Les abîmes d’en haut et d’en bas

Image : Le Caravage, Narcisse (1598-1599), Galerie d’Art ancien, Rome.

Les abîmes d’en haut et d’en bas – Extrait de la conférence de Julien Debenat – Berder n°22 de septembre 2025 à St-Jacut-de-la-Mer.

(Dieu de Victor Hugo – Yijing)

Introduction
Ce qui est en haut et ce qui est en bas.

Le trait commun à ce qui est en haut et ce qui est en bas, c’est peut-être que ce sont tous deux des abîmes, c’est-dire des mondes vastes mais pas tout à fait vides. Des mondes complexes. Une des grandes questions qui se sont toujours posées à l’humanité est : sommes-nous capables d’y comprendre quelque chose, à ces abîmes d’en haut et d’en bas ? Et si oui, avons-nous une marge d’action sur eux, alors qu’il y a là des choses (des êtres, des forces) qui nous dépassent ? Les êtres humains ont inventé des cosmogonies et des systèmes symboliques pour parvenir à au moins pouvoir en parler un peu, peut-être pour ne pas les subir totalement. Le Yijing est un de ces systèmes, le zodiaque aussi. Pourquoi 64 hexagrammes dans le Yijing ? Pourquoi Jean-Charles Pichon a-t-il fait confiance aux douze signes du zodiaque ? À mon sens, c’est en partie parce ces systèmes s’approchent d’un certain équilibre entre « trop simple » et « trop complexe » : elles répondent au besoin humain de cohérence globale (voire d’unité) mais respectent la complexité des mondes. Pour aborder le thème des abîmes, je vais commencer par évoquer les Gémeaux, et puis faire un bout de chemin avec Victor Hugo et son poème Dieu qui est une mise en abîme poétique et philosophique typique du génie hugolien. Je vais parler ensuite du Yijing, et d’une mise en abîme un peu spéciale qu’on peut y trouver. J’évoquerai enfin rapidement un concept de physique, appelé les attracteurs étranges. Le fil conducteur de tout ça, je le décris très simplement : explorons quelques pistes conviviales et opérantes pour s’approcher des abîmes de l’inconnaissable.

L’hégémonie des Gémeaux.

Les Gémeaux sont à l’œuvre dans la mise en abyme classique, celle où deux miroirs face à face donnent une impression d’infini. À mon sens, un des grands problèmes qui se posent à l’humanité moderne, c’est de trouver des voies pour échapper à ce que j’appelle l’hégémonie des Gémeaux.

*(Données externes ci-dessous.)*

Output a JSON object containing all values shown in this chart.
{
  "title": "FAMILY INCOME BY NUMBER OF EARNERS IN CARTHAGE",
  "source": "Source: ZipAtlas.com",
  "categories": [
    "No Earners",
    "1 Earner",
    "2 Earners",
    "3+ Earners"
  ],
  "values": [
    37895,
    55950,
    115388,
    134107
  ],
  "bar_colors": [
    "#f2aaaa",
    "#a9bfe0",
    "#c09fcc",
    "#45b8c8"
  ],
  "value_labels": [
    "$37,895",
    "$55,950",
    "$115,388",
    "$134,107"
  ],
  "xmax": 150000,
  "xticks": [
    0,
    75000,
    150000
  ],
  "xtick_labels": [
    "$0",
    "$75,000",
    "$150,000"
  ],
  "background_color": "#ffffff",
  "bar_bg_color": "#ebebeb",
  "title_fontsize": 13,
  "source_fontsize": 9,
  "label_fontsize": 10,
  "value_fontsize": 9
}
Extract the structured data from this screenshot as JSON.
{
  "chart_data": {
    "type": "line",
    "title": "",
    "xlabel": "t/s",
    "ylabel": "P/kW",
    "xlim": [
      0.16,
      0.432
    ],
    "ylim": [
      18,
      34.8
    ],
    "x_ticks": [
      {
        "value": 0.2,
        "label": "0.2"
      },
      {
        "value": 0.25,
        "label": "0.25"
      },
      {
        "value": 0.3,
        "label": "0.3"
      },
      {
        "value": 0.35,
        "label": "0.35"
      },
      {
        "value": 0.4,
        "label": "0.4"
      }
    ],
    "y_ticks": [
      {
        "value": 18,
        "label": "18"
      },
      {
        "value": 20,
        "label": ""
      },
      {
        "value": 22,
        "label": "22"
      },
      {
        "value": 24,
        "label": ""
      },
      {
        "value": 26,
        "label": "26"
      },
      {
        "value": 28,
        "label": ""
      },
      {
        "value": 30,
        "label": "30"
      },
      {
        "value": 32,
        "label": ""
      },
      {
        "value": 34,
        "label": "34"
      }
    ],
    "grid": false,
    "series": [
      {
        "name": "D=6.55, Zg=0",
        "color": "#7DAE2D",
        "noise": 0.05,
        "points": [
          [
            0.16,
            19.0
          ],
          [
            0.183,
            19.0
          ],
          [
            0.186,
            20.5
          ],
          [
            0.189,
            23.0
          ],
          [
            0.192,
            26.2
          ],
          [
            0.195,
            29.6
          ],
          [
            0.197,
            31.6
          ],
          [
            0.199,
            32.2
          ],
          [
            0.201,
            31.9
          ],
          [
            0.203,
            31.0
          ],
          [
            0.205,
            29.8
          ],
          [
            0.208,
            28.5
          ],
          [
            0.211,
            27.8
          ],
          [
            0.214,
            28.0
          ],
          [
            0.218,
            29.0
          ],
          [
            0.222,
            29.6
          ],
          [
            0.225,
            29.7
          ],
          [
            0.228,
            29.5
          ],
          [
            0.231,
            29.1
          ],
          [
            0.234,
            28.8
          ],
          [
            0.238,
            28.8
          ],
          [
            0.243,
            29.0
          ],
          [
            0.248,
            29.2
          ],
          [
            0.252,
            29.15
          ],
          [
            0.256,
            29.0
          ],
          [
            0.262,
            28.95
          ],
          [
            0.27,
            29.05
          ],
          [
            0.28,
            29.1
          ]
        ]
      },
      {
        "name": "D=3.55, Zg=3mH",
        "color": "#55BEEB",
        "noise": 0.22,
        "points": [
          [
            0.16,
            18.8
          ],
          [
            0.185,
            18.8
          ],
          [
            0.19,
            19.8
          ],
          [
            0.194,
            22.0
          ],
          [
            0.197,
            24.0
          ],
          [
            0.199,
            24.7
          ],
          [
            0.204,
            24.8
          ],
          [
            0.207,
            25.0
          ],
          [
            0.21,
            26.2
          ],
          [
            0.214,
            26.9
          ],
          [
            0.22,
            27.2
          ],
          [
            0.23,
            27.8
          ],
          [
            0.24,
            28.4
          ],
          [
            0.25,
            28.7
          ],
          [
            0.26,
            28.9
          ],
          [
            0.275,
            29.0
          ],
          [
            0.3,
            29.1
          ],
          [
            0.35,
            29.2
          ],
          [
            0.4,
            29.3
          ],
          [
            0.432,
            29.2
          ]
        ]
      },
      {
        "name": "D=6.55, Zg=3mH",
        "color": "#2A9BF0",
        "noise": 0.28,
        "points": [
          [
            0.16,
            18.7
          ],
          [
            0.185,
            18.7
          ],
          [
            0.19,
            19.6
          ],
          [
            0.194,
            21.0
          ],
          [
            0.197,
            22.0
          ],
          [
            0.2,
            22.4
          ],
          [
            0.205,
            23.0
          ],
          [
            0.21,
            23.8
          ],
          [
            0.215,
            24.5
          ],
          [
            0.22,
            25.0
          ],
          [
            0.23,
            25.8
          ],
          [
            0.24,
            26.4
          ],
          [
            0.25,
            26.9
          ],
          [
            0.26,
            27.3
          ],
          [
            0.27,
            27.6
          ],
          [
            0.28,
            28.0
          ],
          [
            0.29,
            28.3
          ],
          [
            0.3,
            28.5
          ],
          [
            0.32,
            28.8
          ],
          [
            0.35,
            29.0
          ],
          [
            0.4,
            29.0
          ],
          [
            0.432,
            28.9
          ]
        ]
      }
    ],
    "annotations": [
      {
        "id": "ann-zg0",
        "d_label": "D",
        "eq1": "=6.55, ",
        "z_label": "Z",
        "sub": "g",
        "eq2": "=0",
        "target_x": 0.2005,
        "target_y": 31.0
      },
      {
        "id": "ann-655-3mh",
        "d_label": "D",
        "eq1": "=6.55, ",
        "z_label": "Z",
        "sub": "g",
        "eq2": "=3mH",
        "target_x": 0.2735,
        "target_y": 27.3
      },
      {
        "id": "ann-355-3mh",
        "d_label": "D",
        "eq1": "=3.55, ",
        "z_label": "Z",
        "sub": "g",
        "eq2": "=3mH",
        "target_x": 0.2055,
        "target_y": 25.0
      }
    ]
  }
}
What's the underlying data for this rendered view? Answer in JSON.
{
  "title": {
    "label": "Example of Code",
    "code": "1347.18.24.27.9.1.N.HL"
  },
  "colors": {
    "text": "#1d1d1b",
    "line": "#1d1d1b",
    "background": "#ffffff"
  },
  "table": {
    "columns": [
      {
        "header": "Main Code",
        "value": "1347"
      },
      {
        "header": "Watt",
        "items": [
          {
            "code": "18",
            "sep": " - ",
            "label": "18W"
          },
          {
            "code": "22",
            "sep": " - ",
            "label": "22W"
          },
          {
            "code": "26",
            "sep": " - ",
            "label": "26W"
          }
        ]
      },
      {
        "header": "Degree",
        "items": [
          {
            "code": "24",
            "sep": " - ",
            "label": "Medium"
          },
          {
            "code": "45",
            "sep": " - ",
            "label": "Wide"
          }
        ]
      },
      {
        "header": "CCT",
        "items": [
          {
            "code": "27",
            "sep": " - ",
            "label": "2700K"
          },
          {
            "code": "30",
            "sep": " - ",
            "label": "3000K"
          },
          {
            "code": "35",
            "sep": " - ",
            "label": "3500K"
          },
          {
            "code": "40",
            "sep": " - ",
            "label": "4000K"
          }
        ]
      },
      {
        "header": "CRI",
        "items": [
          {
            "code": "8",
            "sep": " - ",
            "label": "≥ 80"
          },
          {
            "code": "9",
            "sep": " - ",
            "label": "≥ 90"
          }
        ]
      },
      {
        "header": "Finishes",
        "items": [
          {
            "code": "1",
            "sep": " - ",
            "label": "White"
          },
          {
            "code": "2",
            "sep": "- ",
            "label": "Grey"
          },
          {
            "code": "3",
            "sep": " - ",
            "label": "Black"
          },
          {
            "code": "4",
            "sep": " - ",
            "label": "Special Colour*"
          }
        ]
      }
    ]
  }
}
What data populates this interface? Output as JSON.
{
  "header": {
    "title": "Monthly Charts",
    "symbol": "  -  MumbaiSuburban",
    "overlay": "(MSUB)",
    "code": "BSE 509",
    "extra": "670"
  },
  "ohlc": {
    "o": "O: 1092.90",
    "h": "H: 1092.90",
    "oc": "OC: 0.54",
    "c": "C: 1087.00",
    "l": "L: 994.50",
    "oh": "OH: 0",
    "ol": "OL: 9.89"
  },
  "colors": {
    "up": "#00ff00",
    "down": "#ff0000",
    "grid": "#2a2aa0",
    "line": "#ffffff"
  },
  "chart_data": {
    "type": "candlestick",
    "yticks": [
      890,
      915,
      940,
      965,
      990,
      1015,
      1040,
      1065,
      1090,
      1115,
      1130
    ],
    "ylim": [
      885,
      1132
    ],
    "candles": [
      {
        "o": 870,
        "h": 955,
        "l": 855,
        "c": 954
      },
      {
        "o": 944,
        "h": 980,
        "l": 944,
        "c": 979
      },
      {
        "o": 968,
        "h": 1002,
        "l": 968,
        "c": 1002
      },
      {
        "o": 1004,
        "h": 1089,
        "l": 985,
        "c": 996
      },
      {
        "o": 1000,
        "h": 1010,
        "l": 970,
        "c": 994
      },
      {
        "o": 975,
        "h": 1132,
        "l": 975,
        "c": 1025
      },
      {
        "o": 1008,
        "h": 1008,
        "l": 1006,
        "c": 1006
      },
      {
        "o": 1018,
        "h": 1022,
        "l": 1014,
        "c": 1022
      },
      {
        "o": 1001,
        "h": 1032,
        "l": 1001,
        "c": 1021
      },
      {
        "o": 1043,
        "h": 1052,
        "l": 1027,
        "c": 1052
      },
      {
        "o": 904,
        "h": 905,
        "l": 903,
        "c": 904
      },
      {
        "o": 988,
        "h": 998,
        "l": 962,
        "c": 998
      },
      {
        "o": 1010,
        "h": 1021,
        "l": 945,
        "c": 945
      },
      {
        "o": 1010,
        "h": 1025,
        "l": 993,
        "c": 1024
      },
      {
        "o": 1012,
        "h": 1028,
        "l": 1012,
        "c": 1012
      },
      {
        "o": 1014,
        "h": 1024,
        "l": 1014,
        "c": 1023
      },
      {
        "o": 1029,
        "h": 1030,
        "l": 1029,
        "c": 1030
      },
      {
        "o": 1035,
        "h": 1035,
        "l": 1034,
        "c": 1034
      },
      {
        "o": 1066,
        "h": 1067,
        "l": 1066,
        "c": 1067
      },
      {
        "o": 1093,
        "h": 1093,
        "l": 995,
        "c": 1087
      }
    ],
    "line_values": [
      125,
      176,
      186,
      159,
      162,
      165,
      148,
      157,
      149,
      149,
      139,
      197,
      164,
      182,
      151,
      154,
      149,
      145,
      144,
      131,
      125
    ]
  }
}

Celle-ci se manifeste principalement dans les objets produits en série, tous semblables, dans l’incessante propagande médiatique faite de dix mille voix, de dix mille points de vue, et dans un bouillon de culture de millions d’images nous plongeant dans une mise en spectacle permanente, totale, abyssale. La critique de la mêmeté et du formatage par l’image a déjà été exprimée par de brillants penseurs. Adorno, Benjamin, Debord, Deleuze et Guattari, Godard, et beaucoup d’autres artistes et penseurs ont démontré et combattu les dangers du monde du double. Il n’est pas utile d’y revenir. Mais je voudrais parler un peu de l’ordiphone, qui me semble être le nouveau miroir magique et l’arme moderne des Gémeaux.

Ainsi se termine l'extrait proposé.